Dupuis, who also narrowly missed being cut near the face by one of Crosby's skate blades, will be re-evaluated by Penguins doctors in Pittsburgh, Bylsma said. He was not available for comment, per club policy on injured players.

The NHL begins a three-day Christmas break Tuesday. The Penguins (27-11-1, 55 points) enter it with the Eastern Conference's best record despite spending the past five weeks with no fewer than five regulars out of the lineup for every game.

Dupuis joins an injured group that includes center Evgeni Malkin, wingers Beau Bennett and Tanner Glass, and defensemen Rob Scuderi, Paul Martin, Brooks Orpik and Kris Letang.

“You might feel sorry for yourself if it happened in the playoffs,” winger Craig Adams said. “It's a lot to deal with, but there's no sense feeling sorry for yourself. We'll be fine.”

Added Bylsma: “I don't think shaking my head has helped.”

Glass, who is in his seventh NHL season, said he never has experienced an injury situation such as this one for the Penguins, who began Monday at first in the NHL with 200 man games lost to injury. The Penguins play at Carolina on Friday night.

They will look to get back on track after the Senators' snapped their seven-game winning streak and handed them only a third regulation loss on a 15-3-1 run since Nov. 16 — about when the injuries started piling up.

Centers Zack Smith and Kyle Turris, wingers Bobby Ryan and Cory Conacher and defenseman Erik Karlsson scored for the Senators.

The Penguins had not been shut out on the road since Feb. 1, 2012, a 1-0 loss at Toronto — a span of 57 games.

Crosby's 10-game point streak was halted by the Senators, and the Penguins' top-ranked power play went 0 for 7.

Dupuis, a 20-goal scorer each of the past two seasons, had scored a goal in four of nine games after marking only twice in 29 previous contests.

He played — albeit just a minute and 10 seconds — in a 238th consecutive game against the Senators. He has missed only two games dating to the start of the 2009-10 campaign.

Over those five years, he has emerged as a stable presence as the top-line right winger when Crosby is healthy and a trusted leader for a Penguins group that has gone long stretches without franchise pillars Crosby and Malkin.
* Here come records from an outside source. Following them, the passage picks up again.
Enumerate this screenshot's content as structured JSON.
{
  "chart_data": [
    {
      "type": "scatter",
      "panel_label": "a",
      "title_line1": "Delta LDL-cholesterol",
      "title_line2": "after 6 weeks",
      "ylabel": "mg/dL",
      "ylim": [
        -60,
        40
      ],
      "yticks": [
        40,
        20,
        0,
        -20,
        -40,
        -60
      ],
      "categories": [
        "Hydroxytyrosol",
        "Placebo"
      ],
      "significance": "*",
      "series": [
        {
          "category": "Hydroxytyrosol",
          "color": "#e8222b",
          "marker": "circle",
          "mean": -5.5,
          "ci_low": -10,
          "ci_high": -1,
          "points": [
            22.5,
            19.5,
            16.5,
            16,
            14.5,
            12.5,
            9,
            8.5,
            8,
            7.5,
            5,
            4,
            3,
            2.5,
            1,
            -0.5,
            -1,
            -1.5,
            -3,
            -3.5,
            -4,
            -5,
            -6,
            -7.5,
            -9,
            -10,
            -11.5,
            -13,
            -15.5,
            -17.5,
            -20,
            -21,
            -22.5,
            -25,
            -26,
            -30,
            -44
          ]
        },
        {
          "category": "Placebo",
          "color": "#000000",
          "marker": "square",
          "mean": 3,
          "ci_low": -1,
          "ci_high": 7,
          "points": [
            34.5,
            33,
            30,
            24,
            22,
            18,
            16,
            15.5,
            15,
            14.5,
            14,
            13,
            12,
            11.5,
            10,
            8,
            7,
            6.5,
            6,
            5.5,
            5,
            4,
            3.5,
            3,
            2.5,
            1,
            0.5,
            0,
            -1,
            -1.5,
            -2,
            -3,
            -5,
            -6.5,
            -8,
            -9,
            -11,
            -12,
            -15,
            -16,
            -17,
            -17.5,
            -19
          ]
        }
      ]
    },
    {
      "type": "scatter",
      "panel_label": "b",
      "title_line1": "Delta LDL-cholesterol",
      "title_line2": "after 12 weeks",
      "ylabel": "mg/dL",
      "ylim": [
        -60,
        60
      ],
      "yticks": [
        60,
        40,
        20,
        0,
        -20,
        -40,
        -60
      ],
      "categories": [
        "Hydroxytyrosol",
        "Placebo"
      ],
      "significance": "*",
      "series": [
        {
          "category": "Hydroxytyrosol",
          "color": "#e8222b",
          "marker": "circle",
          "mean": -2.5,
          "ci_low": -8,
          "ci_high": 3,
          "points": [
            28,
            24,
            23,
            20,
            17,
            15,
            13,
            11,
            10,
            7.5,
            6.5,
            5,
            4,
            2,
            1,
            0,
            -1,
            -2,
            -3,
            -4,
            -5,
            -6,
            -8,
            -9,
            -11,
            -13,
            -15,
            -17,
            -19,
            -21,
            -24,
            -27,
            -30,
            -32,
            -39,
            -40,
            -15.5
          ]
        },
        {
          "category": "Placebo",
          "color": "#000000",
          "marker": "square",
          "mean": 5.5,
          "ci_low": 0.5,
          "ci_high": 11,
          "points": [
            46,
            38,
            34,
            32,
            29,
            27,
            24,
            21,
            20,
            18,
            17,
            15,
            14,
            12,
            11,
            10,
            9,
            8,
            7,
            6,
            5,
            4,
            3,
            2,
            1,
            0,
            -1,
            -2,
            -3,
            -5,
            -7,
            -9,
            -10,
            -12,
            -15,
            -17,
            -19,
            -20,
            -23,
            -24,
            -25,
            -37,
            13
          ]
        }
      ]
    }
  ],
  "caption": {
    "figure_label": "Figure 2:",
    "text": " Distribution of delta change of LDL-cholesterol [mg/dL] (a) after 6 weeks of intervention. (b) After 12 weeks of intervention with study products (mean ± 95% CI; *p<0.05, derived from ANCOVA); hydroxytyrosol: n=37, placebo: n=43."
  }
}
His leadership role emerged when the Penguins played without Crosby and Malkin in the second half of the season three years ago. His importance to the Penguins has been cited by players and Ray Shero, who made Dupuis, 34, the oldest forward signed to a contract during his tenure as general manager.

“He's a big part of this team,” Adams said. “The big thing with him is consistency. He's there every night skating as hard as he can, doing all the right things no matter who's in the lineup.

“If he's out for a even a little bit, we'll miss him.”